Arnulf is venerated as a saint by the Catholic Church. In iconography, he is typically portrayed with a pastoral staff or a rake in his hand. His feast day is July 18.

==Legends==
There are three legends associated with Arnulf:

===The Legend of the Ring===
Arnulf was tormented by the violence that surrounded him and feared that he had played a role in the wars and murders that plagued the ruling families. Obsessed by these sins, Arnulf went to a bridge over the Moselle river. There he took off his bishop's ring and threw it into the river, praying to God to give him a sign of absolution by returning the ring to him. Many penitent years later, a fisherman brought to the bishop's kitchen a fish in the stomach of which was found the bishop's ring. Arnulf repaid the sign from God by immediately retiring as bishop and becoming a hermit for the remainder of his life.

===The Legend of the Fire===
At the moment Arnulf resigned as bishop, a fire broke out in the cellars of the royal palace and threatened to spread throughout the city of Metz. Arnulf, full of courage and feeling unity with the townspeople, stood before the fire and said, "If God wants me to be consumed, I am in His hands." He then made the sign of the cross, at which point the fire immediately receded.

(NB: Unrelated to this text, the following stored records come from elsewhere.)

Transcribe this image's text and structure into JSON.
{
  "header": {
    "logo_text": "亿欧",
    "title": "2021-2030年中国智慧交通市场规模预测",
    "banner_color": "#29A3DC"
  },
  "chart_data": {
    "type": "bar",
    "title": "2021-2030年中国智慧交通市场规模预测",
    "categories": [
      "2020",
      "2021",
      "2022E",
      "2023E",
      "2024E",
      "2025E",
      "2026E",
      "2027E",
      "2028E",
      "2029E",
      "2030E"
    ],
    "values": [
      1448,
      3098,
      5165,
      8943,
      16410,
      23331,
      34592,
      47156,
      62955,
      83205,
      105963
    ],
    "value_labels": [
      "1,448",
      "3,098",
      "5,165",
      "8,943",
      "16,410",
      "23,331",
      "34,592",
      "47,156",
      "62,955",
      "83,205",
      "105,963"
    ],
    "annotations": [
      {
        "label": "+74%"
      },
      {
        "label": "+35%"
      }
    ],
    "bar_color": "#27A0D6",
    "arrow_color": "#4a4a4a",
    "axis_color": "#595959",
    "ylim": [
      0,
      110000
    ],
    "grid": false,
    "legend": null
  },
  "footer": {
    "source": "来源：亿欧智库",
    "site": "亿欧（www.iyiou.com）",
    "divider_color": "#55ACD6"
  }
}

===The Legend of the Beer Mug===
It was July 642 and very hot when the parishioners of Metz went to Remiremont to recover the remains of their former bishop. They had little to drink and the terrain was inhospitable. At the point when the exhausted procession was about to leave Champigneulles, one of the parishioners, Duc Notto, prayed "By his powerful intercession the Blessed Arnold will bring us what we lack." Immediately the small remnant of beer at the bottom of a pot multiplied in such amounts that the pilgrims' thirst was quenched and they had enough to enjoy the next evening when they arrived in Metz. For this reason he is known as the patron saint of Brewers.